• Tuesday, December 16, 2014

    Christmas and Hunger

    Last weekend I had an amazing experience. We drove 6 hours to Dallas to work in the Operation Christmas Child shoebox processing center. Operation Christmas Child is an arm of Samaritan’s Purse and collects personal, shoe-box sized gift boxes from Christians in the US (and other countries) and sends them to children in need in the developing world. We have participated in this program for 6 Christmases sending boxes, but this was our first opportunity to help process the boxes for OCC. In the 6 hours we worked, our team of about 9 or 10 people processed approximately 1300 boxes. We were one of at least 18 teams working, and a second shift went to work after we left. They expected to process over 600,000 boxes at that center this year and over 7 million boxes total.  It was such a rewarding experience.

    Working at the Operation Christmas Child Processing
    Center has been one of the highlights of my Christmas so far.
    We even found some 4H stickers on some boxes.
    Back to food…

    With this season of giving and all the joy it brings, I can’t help but think of those who go without. Without food, without clothes, without enough money to buy gifts for their families. In Dallas this weekend, I saw several billboards about hunger and the people that suffer with hunger. I’ve been wanting to write a post about hunger for some time, I think God was telling me it was time.

    Facts about hunger

    The facts and figures on global hunger are staggering.

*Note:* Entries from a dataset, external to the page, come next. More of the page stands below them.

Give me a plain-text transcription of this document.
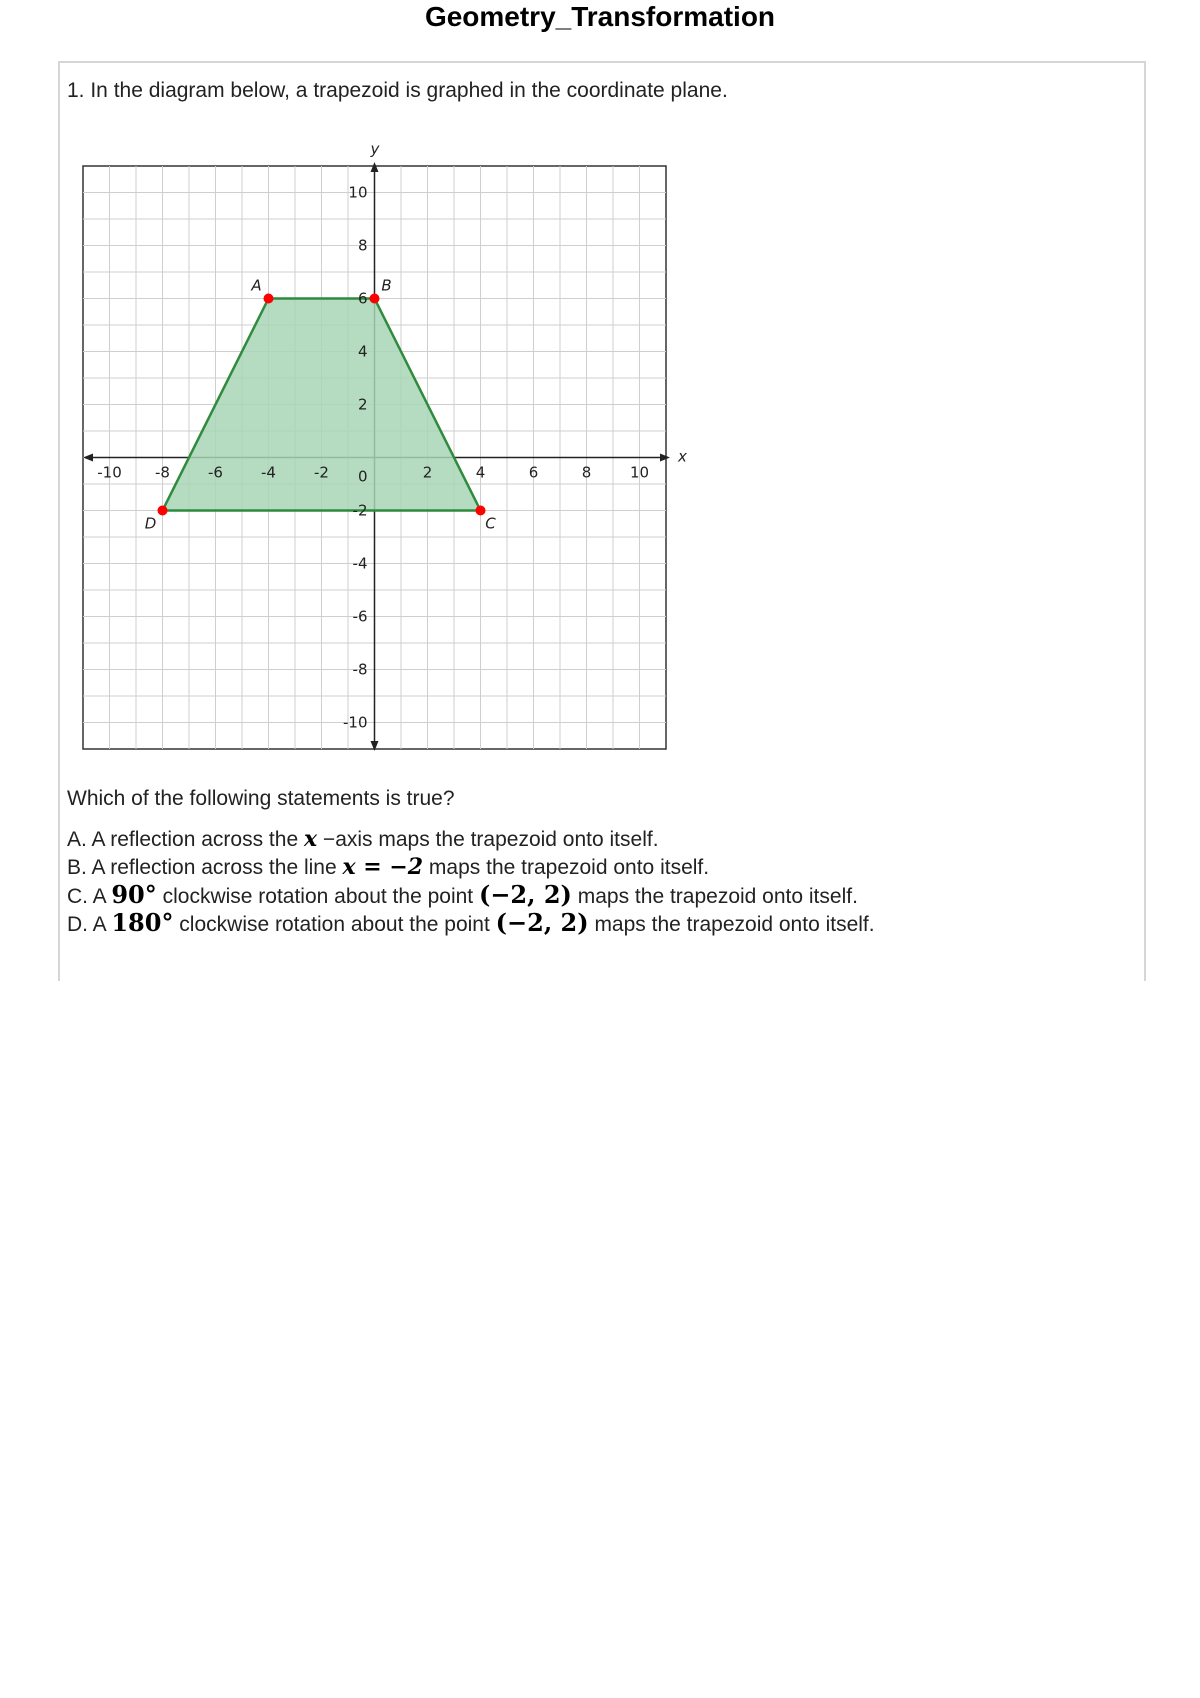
Geometry_Transformation
1. In the diagram below, a trapezoid is graphed in the coordinate plane.
x
y
-10 -8	-6	-4	-2	2	4	6	8	10
-10
-8
-6
-4
-2
2
4
6
8
10
0
A	B
C
D
Which of the following statements is true?
A. A reflection across the x −axis maps the trapezoid onto itself.
B. A reflection across the line x = −2 maps the trapezoid onto itself.
C. A 90° clockwise rotation about the point (−2, 2) maps the trapezoid onto itself.
D. A 180° clockwise rotation about the point (−2, 2) maps the trapezoid onto itself.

    ·         Hunger kills more people globally than AIDS, malaria, and tuberculosis COMBINED

    ·         805 million people do not have enough food to live active healthy lives (That’s 1 in 9)

    ·         Poor nutrition causes nearly half (45%) of the deaths of children under 5.

    ·         In a world where 1 in 4 kids’ growth is stunted due to poor nutrition, adding one egg per day can increase a child’s height and weight by 50%.

    But what I find even more amazing are the hunger statistics in developed countries like the US.

    ·         49 million Americans are food insecure

    ·         Almost 16 million children are food insecure nationally (about 1 in 5 US kids)

    ·         Arkansas tops the list in the percentage of food insecure households, followed by Mississippi, Texas, Tennessee, and North Carolina (hits a little too close to home, doesn’t it?)

    ·         In the US, 4.8 million seniors are food insecure (about 8%)

    What can be done?

    Obviously, you can give to your local food bank or food pantry. Kids have canned food drives all the time, and it’s really easy to send a few cans of green beans or corn. However, remember that the most expensive nutrient is protein. It may cost a little more to send canned chili or stew, meaty soups, tuna, pasta with meat balls, Vienna Sausages, or even peanut butter, but it will be much appreciated. Protein helps people fill fuller longer and helps kids learn.

    Several lists of things food banks need have been making the rounds on social media, check out these from Second Harvest Food Bank, Buzz Feed, and KORD Radio. Of course, monetary donations can have a bigger impact than food because food banks can buy exactly what they need, and they can buy food at discounted prices.

    Dairy farmers like my friend Carrie work with Feeding America to provide families local milk. You can donate to their cause with a simple text.

    To combat global hunger, Heifer International gives people in developing countries livestock to raise for milk, eggs, and meat. For as little as $20 you can donate a flock of chickens or geese to a struggling community. One summer, our church raised enough money to purchase a heifer. Samaritan’s Purse has similar programs that give goats and other farm animals to families in need. This kind of giving empowers people to provide for themselves and stimulated the economy in the impoverished communities.

    You can volunteer. Call the local food bank or food pantry to find out when they need helpers. Give time to the Salvation Army. Locally, we have Cobblestone Farm where food is grown to support hungry families in the community. Volunteers come throughout the year to plant, tend and harvest crops that given to local folks in need or sold to fund their other giving programs.

    Don’t know where to look for volunteer opportunities? Try searching Volunteer Match.

    The easiest way to help is to spread the word.
    • Talk about hunger.  
    • Share these statistics with you friends and family.  
    • Like and follow some of these groups on social media and share their message.

    Awareness of the issue is the first step to starting to solve the problem.

    I can’t imagine not having enough money to provide food for my kids, especially during Christmas. It just breaks my heart to think of people going through this joyous holiday season with the worry of not having enough to eat.

    Think about ways you can help.

    Share in the comments what you and your family do to combat hunger locally, nationally, and globally.